In the United States and today in most of the world, exit costs are imposed primarily by the ways we live our lives -- and in particular by our personal and business networks -- not by artificial Berlin wall like barriers. Modern deprivations of liberty have much more to do with this fact than with the oftenexaggerated differences in forms of government or with supposedly crucial rights such as the right to vote. Today, never in the United States have so many people had the right to vote, yet never in the United States have we had so high taxes and so few property rights.
With the fall of communism, for most people in the world government restrictions on exit are no longer the dominant barrier to exit. Our lack of liberty has rather to do with the fact that the vast majority of our strong social ties lie within a territory monopolized by a nation-state. Any form of large modern nation-state that we can practically expect to encounter, as well as any state of any size that restricts emigration, will engage in extortionate deprivations of property that many people in many earlier times and places, such as colonial America, did not tolerate.
How, then, can one best protect one's rights? By living one's life in a way that makes exit costs low:
Be prepared to vote with your feet. Add interstate and international diversity to your social networks -- both personal and business. Lower your costs of exiting, if the need should arise, the jurisdictions that impose on the territories wherein you reside. Repeatedly in history -- from the old American frontier to the fall of the Berlin Wall to modern jurisdictions that specialize in international trade -- low exit costs have not only enabled liberty for the individual and the small group, but they have more than any other factor motivated the larger jurisdiction to provide the most important rights and freedoms for those who stay put. Grow interpolitical roots so that no single polity can chop down your tree. The good news is that modern communications, travel, and standardization of international languages (mostly on English) have made diversifying our social networks -- growing international roots - far easier than ever before in history.Despite the closing of physical frontiers, which has had an extremely deleterious impact on freedom, other trends may be bringing about the lowering of exit costs. International communications networks and the international standardization on a few languages (and perhaps even just one, which quite fortunately for my readers is the one I'm currently writing in), combined with low international travel costs, are leading to the development of more strong personal and business social ties that cross borders. Multinational small businesses are joining multinational corporations in developing cross-border business ties.

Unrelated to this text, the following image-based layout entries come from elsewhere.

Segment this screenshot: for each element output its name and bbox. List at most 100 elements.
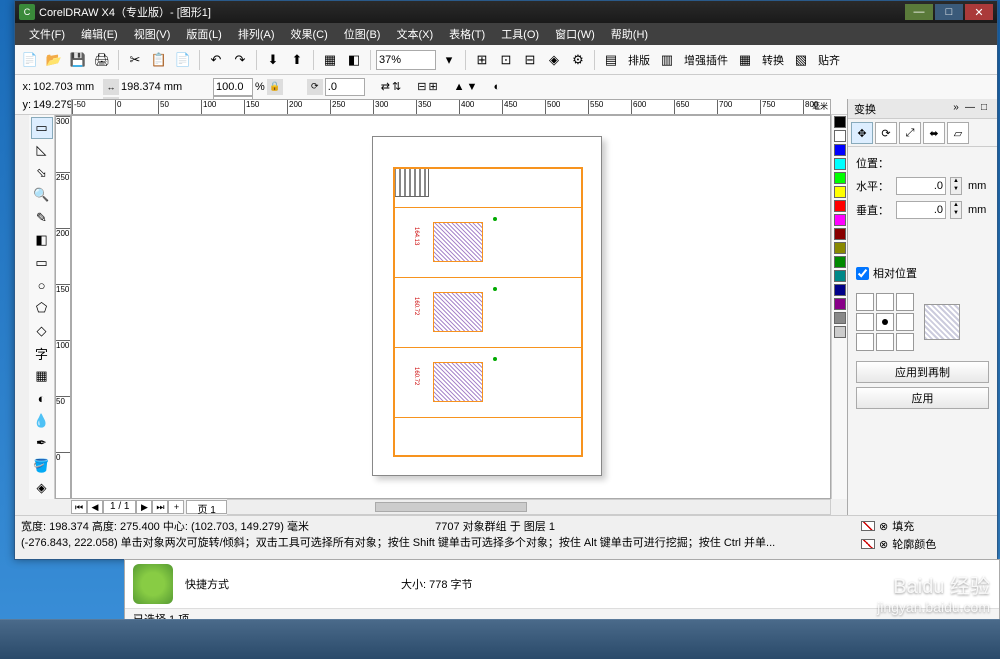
layout-tool-icon[interactable]: ▤ (600, 49, 622, 71)
outline-swatch[interactable] (861, 539, 875, 549)
zoom-input[interactable] (376, 50, 436, 70)
dynamic-guides-icon[interactable]: ◈ (543, 49, 565, 71)
menu-bitmap[interactable]: 位图(B) (336, 24, 389, 44)
menu-file[interactable]: 文件(F) (21, 24, 73, 44)
first-page-button[interactable]: ⏮ (71, 500, 87, 514)
menu-text[interactable]: 文本(X) (388, 24, 441, 44)
page[interactable]: 164.13 160.72 160.72 (372, 136, 602, 476)
scale-tab[interactable]: ⤢ (899, 122, 921, 144)
mirror-h-icon[interactable]: ⇄ (381, 80, 390, 93)
eyedropper-tool[interactable]: 💧 (31, 410, 53, 432)
text-tool[interactable]: 字 (31, 342, 53, 364)
menu-tools[interactable]: 工具(O) (493, 24, 547, 44)
cut-button[interactable]: ✂ (124, 49, 146, 71)
vertical-ruler[interactable]: 300250200150100500 (55, 115, 71, 499)
basic-shapes-tool[interactable]: ◇ (31, 320, 53, 342)
ungroup-all-icon[interactable]: ⊞ (428, 80, 437, 93)
shape-tool[interactable]: ◺ (31, 140, 53, 162)
plugin-label[interactable]: 增强插件 (680, 52, 732, 68)
color-swatch[interactable] (834, 130, 846, 142)
scrollbar-thumb[interactable] (375, 502, 527, 512)
paste-button[interactable]: 📄 (172, 49, 194, 71)
rotate-tab[interactable]: ⟳ (875, 122, 897, 144)
freehand-tool[interactable]: ✎ (31, 207, 53, 229)
anchor-bl[interactable] (856, 333, 874, 351)
options-icon[interactable]: ⚙ (567, 49, 589, 71)
docker-close-icon[interactable]: □ (977, 102, 991, 116)
color-swatch[interactable] (834, 270, 846, 282)
export-button[interactable]: ⬆ (286, 49, 308, 71)
horizontal-ruler[interactable]: 毫米 -500501001502002503003504004505005506… (71, 99, 831, 115)
color-swatch[interactable] (834, 116, 846, 128)
interactive-fill-tool[interactable]: ◈ (31, 478, 53, 500)
anchor-mr[interactable] (896, 313, 914, 331)
new-button[interactable]: 📄 (19, 49, 41, 71)
zoom-dropdown[interactable]: ▾ (438, 49, 460, 71)
outline-tool[interactable]: ✒ (31, 432, 53, 454)
color-swatch[interactable] (834, 284, 846, 296)
color-swatch[interactable] (834, 214, 846, 226)
menu-effects[interactable]: 效果(C) (283, 24, 336, 44)
welcome-button[interactable]: ◧ (343, 49, 365, 71)
ellipse-tool[interactable]: ○ (31, 275, 53, 297)
to-front-icon[interactable]: ▲ (454, 81, 465, 93)
convert-label[interactable]: 转换 (758, 52, 788, 68)
coreldraw-shortcut-icon[interactable] (133, 564, 173, 604)
layout-label[interactable]: 排版 (624, 52, 654, 68)
pick-tool[interactable]: ▭ (31, 117, 53, 139)
rotation-input[interactable] (325, 78, 365, 96)
floorplan-drawing[interactable]: 164.13 160.72 160.72 (393, 167, 583, 457)
maximize-button[interactable]: □ (935, 4, 963, 20)
add-page-button[interactable]: + (168, 500, 184, 514)
open-button[interactable]: 📂 (43, 49, 65, 71)
menu-window[interactable]: 窗口(W) (547, 24, 603, 44)
prev-page-button[interactable]: ◀ (87, 500, 103, 514)
snap-grid-icon[interactable]: ⊞ (471, 49, 493, 71)
snap-objects-icon[interactable]: ⊟ (519, 49, 541, 71)
relative-checkbox[interactable] (856, 267, 869, 280)
convert-curves-icon[interactable]: ◐ (493, 81, 500, 93)
windows-taskbar[interactable] (0, 619, 1000, 659)
snap-label[interactable]: 贴齐 (814, 52, 844, 68)
polygon-tool[interactable]: ⬠ (31, 297, 53, 319)
app-launcher-button[interactable]: ▦ (319, 49, 341, 71)
close-button[interactable]: ✕ (965, 4, 993, 20)
fill-tool[interactable]: 🪣 (31, 455, 53, 477)
zoom-tool[interactable]: 🔍 (31, 185, 53, 207)
color-swatch[interactable] (834, 186, 846, 198)
next-page-button[interactable]: ▶ (136, 500, 152, 514)
interactive-tool[interactable]: ◐ (31, 387, 53, 409)
page-tab[interactable]: 页 1 (186, 500, 226, 514)
color-swatch[interactable] (834, 312, 846, 324)
rectangle-tool[interactable]: ▭ (31, 252, 53, 274)
mirror-v-icon[interactable]: ⇅ (392, 80, 401, 93)
horizontal-input[interactable] (896, 177, 946, 195)
color-swatch[interactable] (834, 172, 846, 184)
minimize-button[interactable]: — (905, 4, 933, 20)
plugin-icon[interactable]: ▥ (656, 49, 678, 71)
vertical-spinner[interactable]: ▲▼ (950, 201, 962, 219)
size-tab[interactable]: ⬌ (923, 122, 945, 144)
redo-button[interactable]: ↷ (229, 49, 251, 71)
copy-button[interactable]: 📋 (148, 49, 170, 71)
color-swatch[interactable] (834, 256, 846, 268)
canvas[interactable]: 164.13 160.72 160.72 (71, 115, 831, 499)
crop-tool[interactable]: ⬂ (31, 162, 53, 184)
last-page-button[interactable]: ⏭ (152, 500, 168, 514)
position-tab[interactable]: ✥ (851, 122, 873, 144)
anchor-br[interactable] (896, 333, 914, 351)
smart-fill-tool[interactable]: ◧ (31, 230, 53, 252)
snap-icon[interactable]: ▧ (790, 49, 812, 71)
fill-swatch[interactable] (861, 521, 875, 531)
ungroup-icon[interactable]: ⊟ (417, 80, 426, 93)
lock-ratio-icon[interactable]: 🔒 (267, 79, 283, 95)
save-button[interactable]: 💾 (67, 49, 89, 71)
color-swatch[interactable] (834, 158, 846, 170)
apply-to-duplicate-button[interactable]: 应用到再制 (856, 361, 989, 383)
menu-help[interactable]: 帮助(H) (603, 24, 656, 44)
color-swatch[interactable] (834, 242, 846, 254)
menu-table[interactable]: 表格(T) (441, 24, 493, 44)
import-button[interactable]: ⬇ (262, 49, 284, 71)
color-swatch[interactable] (834, 228, 846, 240)
color-swatch[interactable] (834, 326, 846, 338)
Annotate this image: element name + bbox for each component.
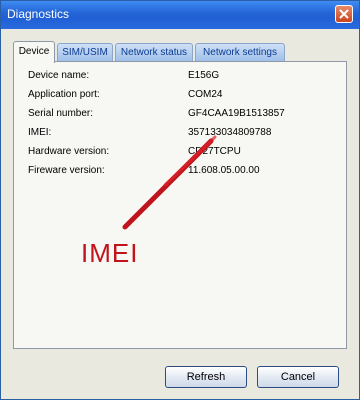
diagnostics-window: Diagnostics Device SIM/USIM Network stat… bbox=[0, 0, 360, 400]
tab-device[interactable]: Device bbox=[13, 41, 55, 63]
cancel-button[interactable]: Cancel bbox=[257, 366, 339, 388]
refresh-button[interactable]: Refresh bbox=[165, 366, 247, 388]
imei-annotation-text: IMEI bbox=[81, 238, 139, 268]
tab-label: Device bbox=[18, 46, 50, 57]
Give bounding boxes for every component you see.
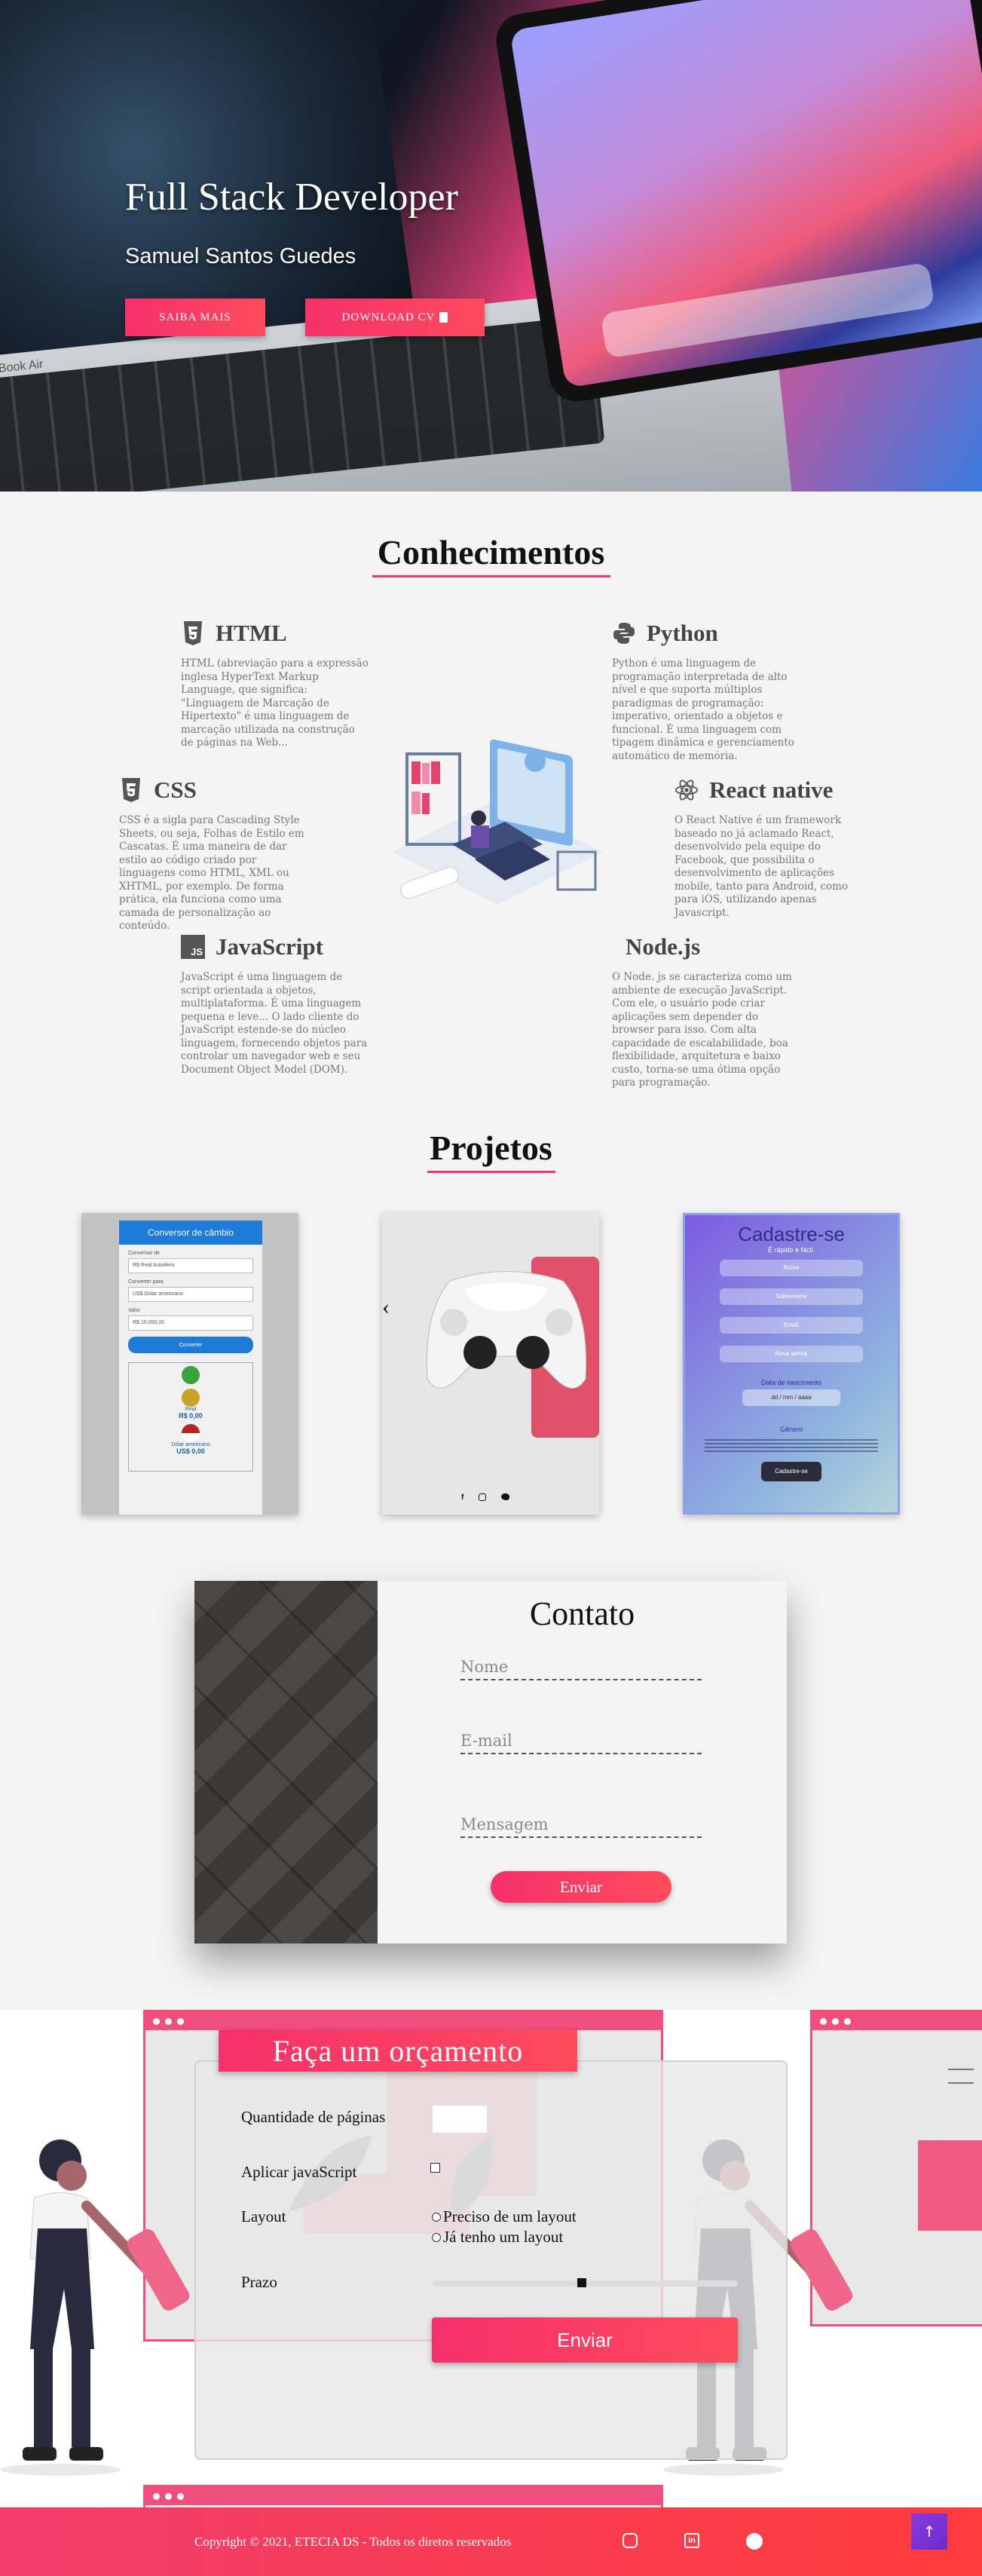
carousel-prev-icon[interactable]: ‹ [382,1294,390,1320]
woman-painting-illustration [0,2140,190,2476]
twitter-icon[interactable] [501,1493,510,1500]
css3-icon [119,778,143,802]
signup-email-input[interactable]: Email [720,1317,863,1334]
budget-send-button[interactable]: Enviar [432,2317,738,2363]
currency-from-amount: R$ 0,00 [179,1412,203,1420]
javascript-icon: JS [181,935,205,959]
signup-name-input[interactable]: Nome [720,1260,863,1276]
contact-message-textarea[interactable]: Mensagem [460,1815,702,1838]
signup-subtitle: É rápido e fácil. [767,1246,815,1254]
currency-to-amount: US$ 0,00 [176,1447,205,1455]
back-to-top-button[interactable]: ↑ [911,2513,947,2550]
signup-birth-input[interactable]: dd / mm / aaaa [742,1389,840,1406]
currency-label-to: Converter para [128,1279,164,1285]
skill-python: Python Python é uma linguagem de program… [612,620,800,763]
saiba-mais-button[interactable]: SAIBA MAIS [125,299,265,336]
skills-title: Conhecimentos [0,532,982,577]
signup-title: Cadastre-se [738,1223,845,1245]
instagram-icon[interactable] [479,1493,487,1501]
skill-nodejs-text: O Node. js se caracteriza como um ambien… [612,971,792,1089]
deadline-label: Prazo [241,2273,277,2291]
deadline-slider-thumb[interactable] [577,2278,587,2287]
facebook-icon[interactable]: f [461,1493,463,1502]
skill-javascript-text: JavaScript é uma linguagem de script ori… [181,971,368,1076]
currency-label-from: Conversor de [128,1251,161,1256]
currency-from-select[interactable]: R$ Real brasileiro [128,1258,253,1273]
game-controller-image [426,1271,587,1389]
skill-nodejs: Node.js O Node. js se caracteriza como u… [612,933,800,1090]
usa-flag-icon [182,1424,200,1442]
hero-title: Full Stack Developer [125,176,458,219]
contact-send-button[interactable]: Enviar [491,1871,671,1903]
file-icon [439,312,448,323]
currency-convert-button[interactable]: Converter [128,1337,253,1353]
layout-option-need[interactable]: Preciso de um layout [432,2207,577,2226]
react-icon [675,778,699,802]
skill-python-text: Python é uma linguagem de programação in… [612,657,794,762]
skill-react-native: React native O React Native é um framewo… [675,776,863,920]
project-card-signup[interactable]: Cadastre-se É rápido e fácil. Nome Sobre… [683,1213,900,1515]
signup-submit-button[interactable]: Cadastre-se [761,1462,821,1481]
linkedin-icon[interactable]: in [684,2533,699,2548]
envelopes-image [194,1581,378,1943]
github-icon[interactable] [746,2533,763,2550]
contact-email-input[interactable]: E-mail [460,1732,702,1754]
signup-gender-label: Gênero [779,1426,803,1433]
project-card-controller[interactable]: ‹ f [382,1213,599,1515]
layout-label: Layout [241,2207,286,2225]
tablet-image [492,0,982,406]
signup-birth-label: Data de nascimento [760,1379,822,1386]
currency-to-name: Dólar americano [171,1442,210,1447]
currency-to-select[interactable]: US$ Dólar americano [128,1287,253,1302]
hero-subtitle: Samuel Santos Guedes [125,244,356,268]
hero-section: MacBook Air Full Stack Developer Samuel … [0,0,982,492]
skill-react-text: O React Native é um framework baseado no… [675,814,849,919]
projects-title: Projetos [0,1128,982,1173]
project-card-currency[interactable]: Conversor de câmbio Conversor de R$ Real… [81,1213,298,1515]
skill-html-text: HTML (abreviação para a expressão ingles… [181,657,369,749]
deadline-slider[interactable] [432,2278,738,2287]
currency-from-name: Real [185,1407,197,1412]
download-cv-button[interactable]: DOWNLOAD CV [305,299,485,336]
layout-radio-need[interactable] [432,2212,441,2222]
contact-title: Contato [529,1595,635,1632]
javascript-label: Aplicar javaScript [241,2163,357,2181]
layout-radio-have[interactable] [432,2232,441,2242]
svg-text:JS: JS [191,946,203,957]
currency-header: Conversor de câmbio [119,1221,262,1245]
pages-label: Quantidade de páginas [241,2108,386,2126]
html5-icon [181,621,205,645]
skill-javascript: JS JavaScript JavaScript é uma linguagem… [181,933,369,1077]
python-icon [612,621,636,645]
footer-copyright: Copyright © 2021, ETECIA DS - Todos os d… [194,2535,512,2549]
signup-password-input[interactable]: Nova senha [720,1346,863,1362]
skill-css-text: CSS é a sigla para Cascading Style Sheet… [119,814,304,932]
arrow-up-icon: ↑ [922,2522,936,2541]
contact-name-input[interactable]: Nome [460,1658,702,1680]
footer: Copyright © 2021, ETECIA DS - Todos os d… [0,2507,982,2576]
budget-title: Faça um orçamento [219,2030,577,2072]
instagram-icon[interactable] [623,2533,638,2548]
pages-input[interactable] [432,2105,488,2133]
layout-option-have[interactable]: Já tenho um layout [432,2228,563,2247]
study-illustration [392,739,603,905]
coin-icon [182,1389,200,1407]
javascript-checkbox[interactable] [430,2163,440,2173]
menu-icon [948,2069,974,2084]
skill-html: HTML HTML (abreviação para a expressão i… [181,620,369,749]
currency-label-value: Valor [128,1308,140,1313]
skill-css: CSS CSS é a sigla para Cascading Style S… [119,776,307,933]
download-cv-label: DOWNLOAD CV [341,311,436,323]
signup-lastname-input[interactable]: Sobrenome [720,1288,863,1305]
signup-terms-text [705,1439,878,1453]
brazil-flag-icon [182,1366,200,1384]
currency-value-input[interactable]: R$ 10.000,00 [128,1316,253,1331]
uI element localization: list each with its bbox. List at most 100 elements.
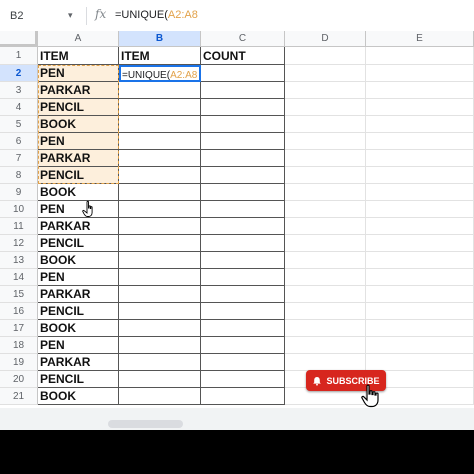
cell-c14[interactable]: [201, 269, 285, 286]
row-header[interactable]: 4: [0, 99, 38, 116]
cell-c10[interactable]: [201, 201, 285, 218]
cell-e16[interactable]: [366, 303, 474, 320]
cell-c19[interactable]: [201, 354, 285, 371]
cell-b21[interactable]: [119, 388, 201, 405]
column-header-b[interactable]: B: [119, 31, 201, 47]
row-header[interactable]: 8: [0, 167, 38, 184]
cell-e17[interactable]: [366, 320, 474, 337]
cell-d1[interactable]: [285, 47, 366, 65]
cell-c9[interactable]: [201, 184, 285, 201]
cell-b19[interactable]: [119, 354, 201, 371]
row-header[interactable]: 14: [0, 269, 38, 286]
cell-e3[interactable]: [366, 82, 474, 99]
cell-a3[interactable]: PARKAR: [38, 82, 119, 99]
row-header[interactable]: 2: [0, 65, 38, 82]
cell-e7[interactable]: [366, 150, 474, 167]
column-header-c[interactable]: C: [201, 31, 285, 47]
cell-d6[interactable]: [285, 133, 366, 150]
cell-b13[interactable]: [119, 252, 201, 269]
cell-a4[interactable]: PENCIL: [38, 99, 119, 116]
row-header[interactable]: 16: [0, 303, 38, 320]
name-box[interactable]: B2 ▾: [4, 6, 82, 26]
cell-c4[interactable]: [201, 99, 285, 116]
cell-d7[interactable]: [285, 150, 366, 167]
cell-e9[interactable]: [366, 184, 474, 201]
cell-e1[interactable]: [366, 47, 474, 65]
cell-b10[interactable]: [119, 201, 201, 218]
cell-d14[interactable]: [285, 269, 366, 286]
row-header[interactable]: 7: [0, 150, 38, 167]
column-header-a[interactable]: A: [38, 31, 119, 47]
cell-a7[interactable]: PARKAR: [38, 150, 119, 167]
cell-d4[interactable]: [285, 99, 366, 116]
cell-a18[interactable]: PEN: [38, 337, 119, 354]
chevron-down-icon[interactable]: ▾: [68, 10, 73, 21]
cell-e8[interactable]: [366, 167, 474, 184]
cell-b18[interactable]: [119, 337, 201, 354]
cell-a9[interactable]: BOOK: [38, 184, 119, 201]
cell-e18[interactable]: [366, 337, 474, 354]
cell-e13[interactable]: [366, 252, 474, 269]
cell-c1[interactable]: COUNT: [201, 47, 285, 65]
cell-d13[interactable]: [285, 252, 366, 269]
cell-a1[interactable]: ITEM: [38, 47, 119, 65]
cell-d5[interactable]: [285, 116, 366, 133]
row-header[interactable]: 11: [0, 218, 38, 235]
cell-e5[interactable]: [366, 116, 474, 133]
cell-c16[interactable]: [201, 303, 285, 320]
cell-c2[interactable]: [201, 65, 285, 82]
cell-d11[interactable]: [285, 218, 366, 235]
cell-e15[interactable]: [366, 286, 474, 303]
cell-c15[interactable]: [201, 286, 285, 303]
cell-b3[interactable]: [119, 82, 201, 99]
cell-c18[interactable]: [201, 337, 285, 354]
cell-a14[interactable]: PEN: [38, 269, 119, 286]
cell-e11[interactable]: [366, 218, 474, 235]
cell-b5[interactable]: [119, 116, 201, 133]
cell-e19[interactable]: [366, 354, 474, 371]
cell-c3[interactable]: [201, 82, 285, 99]
cell-b20[interactable]: [119, 371, 201, 388]
cell-a2[interactable]: PEN: [38, 65, 119, 82]
row-header[interactable]: 21: [0, 388, 38, 405]
cell-a12[interactable]: PENCIL: [38, 235, 119, 252]
cell-c12[interactable]: [201, 235, 285, 252]
cell-b11[interactable]: [119, 218, 201, 235]
row-header[interactable]: 10: [0, 201, 38, 218]
cell-b1[interactable]: ITEM: [119, 47, 201, 65]
cell-d16[interactable]: [285, 303, 366, 320]
cell-c6[interactable]: [201, 133, 285, 150]
cell-c17[interactable]: [201, 320, 285, 337]
cell-b9[interactable]: [119, 184, 201, 201]
cell-c13[interactable]: [201, 252, 285, 269]
row-header[interactable]: 20: [0, 371, 38, 388]
cell-e6[interactable]: [366, 133, 474, 150]
cell-d9[interactable]: [285, 184, 366, 201]
row-header[interactable]: 6: [0, 133, 38, 150]
cell-c21[interactable]: [201, 388, 285, 405]
cell-c11[interactable]: [201, 218, 285, 235]
row-header[interactable]: 3: [0, 82, 38, 99]
cell-a8[interactable]: PENCIL: [38, 167, 119, 184]
cell-d8[interactable]: [285, 167, 366, 184]
cell-e4[interactable]: [366, 99, 474, 116]
select-all-corner[interactable]: [0, 31, 38, 47]
cell-c5[interactable]: [201, 116, 285, 133]
cell-d17[interactable]: [285, 320, 366, 337]
cell-a17[interactable]: BOOK: [38, 320, 119, 337]
row-header[interactable]: 17: [0, 320, 38, 337]
scrollbar-thumb[interactable]: [108, 420, 183, 428]
row-header[interactable]: 15: [0, 286, 38, 303]
row-header[interactable]: 5: [0, 116, 38, 133]
cell-b4[interactable]: [119, 99, 201, 116]
row-header[interactable]: 18: [0, 337, 38, 354]
row-header[interactable]: 9: [0, 184, 38, 201]
cell-d3[interactable]: [285, 82, 366, 99]
cell-a13[interactable]: BOOK: [38, 252, 119, 269]
cell-d10[interactable]: [285, 201, 366, 218]
cell-a15[interactable]: PARKAR: [38, 286, 119, 303]
cell-d12[interactable]: [285, 235, 366, 252]
active-cell-b2[interactable]: =UNIQUE(A2:A8: [119, 65, 201, 82]
cell-a10[interactable]: PEN: [38, 201, 119, 218]
cell-d19[interactable]: [285, 354, 366, 371]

But there are also many threats by governments to re-establish or increase exit costs by throwing up virtual Berlin walls and fugitive taxpayer networks. Extraterritorial assertions of jurisdiction, especially of tax jurisdiction, threaten to throw up enforcement networks akin to the old fugitive slave laws in the antebellum United States. Freedom of travel is being threatened by paranoid responses to the overblown threat of terrorism -- but at least one good group is fighting to counter this threat. To counteract these threats, basic freedoms must be protected by our courts from encroachment by other governmental branches. The U.S. Supreme Court counts both voting and interstate travel as fundamental rights. Of these fundamental rights, travel -- but especially international travel -- the right to pass through the airports and Brandenburg Gates and Checkpoint Charlies of the world -- is by far the more important.